Tomb of the Unknown Soldier opens to public for first time in nearly a century
For decades, the Tomb of the Unknown Soldier at Arlington National Cemetery has drawn crowds to honor unidentified service members who died in U.S. wars. But for the first time in nearly a century, the public was briefly allowed to walk on the Tomb of the Unknown Soldier Plaza and place flowers near the memorial.
For two days, some visited in uniform with families in tow, some saluted and others put their hands over their hearts. Visitors placed thousands of flowers as a thank you, and when the pile got too high, service members made room for more.
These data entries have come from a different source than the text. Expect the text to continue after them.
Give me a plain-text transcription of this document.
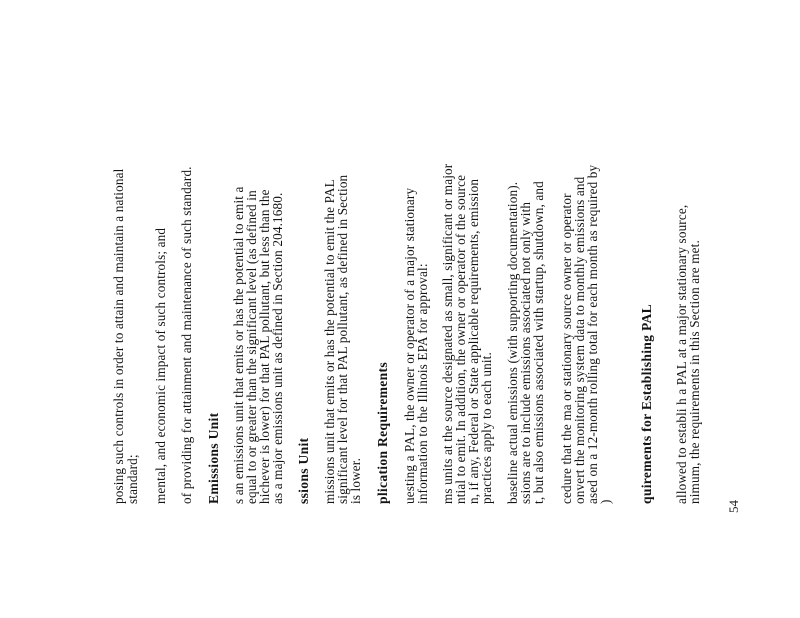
posing such controls in order to attain and maintain a national standard; mental, and economic impact of such controls; and of providing for attainment and maintenance of such standard. Emissions Unit s an emissions unit that emits or has the potential to emit a
equal to or greater than the significant level (as defined in
hichever is lower) for that PAL pollutant, but less than the
as a major emissions unit as defined in Section 204.1680. ssions Unit missions unit that emits or has the potential to emit the PAL
significant level for that PAL pollutant, as defined in Section
is lower. plication Requirements uesting a PAL, the owner or operator of a major stationary
information to the Illinois EPA for approval: ms units at the source designated as small, significant or major
ntial to emit. In addition, the owner or operator of the source
n, if any, Federal or State applicable requirements, emission
practices apply to each unit. baseline actual emissions (with supporting documentation).
ssions are to include emissions associated not only with
t, but also emissions associated with startup, shutdown, and cedure that the ma or stationary source owner or operator
onvert the monitoring system data to monthly emissions and
ased on a 12-month rolling total for each month as required by
) quirements for Establishing PAL allowed to establi h a PAL at a major stationary source,
nimum, the requirements in this Section are met.
54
Darrell Bush, a 96-year-old veteran who served in the Army during World War II, was among those visiting Wednesday.
"I thought one time I would be an unknown," Bush said. "I was one of the lucky ones."
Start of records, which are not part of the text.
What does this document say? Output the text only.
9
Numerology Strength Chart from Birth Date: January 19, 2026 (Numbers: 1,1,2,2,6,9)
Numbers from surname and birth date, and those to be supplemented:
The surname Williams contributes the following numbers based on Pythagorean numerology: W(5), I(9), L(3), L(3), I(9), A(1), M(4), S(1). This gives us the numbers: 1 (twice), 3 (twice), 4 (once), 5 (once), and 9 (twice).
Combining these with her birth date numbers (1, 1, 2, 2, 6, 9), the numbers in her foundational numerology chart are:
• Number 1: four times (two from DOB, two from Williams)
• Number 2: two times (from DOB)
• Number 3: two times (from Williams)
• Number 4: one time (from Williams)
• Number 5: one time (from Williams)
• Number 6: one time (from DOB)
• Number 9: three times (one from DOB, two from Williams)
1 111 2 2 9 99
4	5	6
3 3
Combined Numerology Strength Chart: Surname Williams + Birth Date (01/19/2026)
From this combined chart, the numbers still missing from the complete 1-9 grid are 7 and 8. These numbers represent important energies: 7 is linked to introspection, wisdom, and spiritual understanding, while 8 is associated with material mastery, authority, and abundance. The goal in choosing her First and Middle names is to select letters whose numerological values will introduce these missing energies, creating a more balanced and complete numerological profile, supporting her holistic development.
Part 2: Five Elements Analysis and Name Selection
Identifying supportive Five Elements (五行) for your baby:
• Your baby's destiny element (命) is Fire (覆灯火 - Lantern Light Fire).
He was shot five times during the Battle of the Bulge in 1944. Bush lost his dog tags when he was shot and woke up in the hospital without the identifying necklace. Of 132 in his company, he said about eight or nine of them survived.
"It's an honor," Bush said of laying a flower at the Tomb of the Unknown, adding that the emotion would not "hit me until I get home."
Bush visited the tomb with his wife, Dorothy, who he's been married to for 78 years. "I kept thanking God that he was safe," she says of his time in the service.
When asked how she gives back, she said, "I think you treat other people the way you'd like to be treated. Even a little difference goes a long way."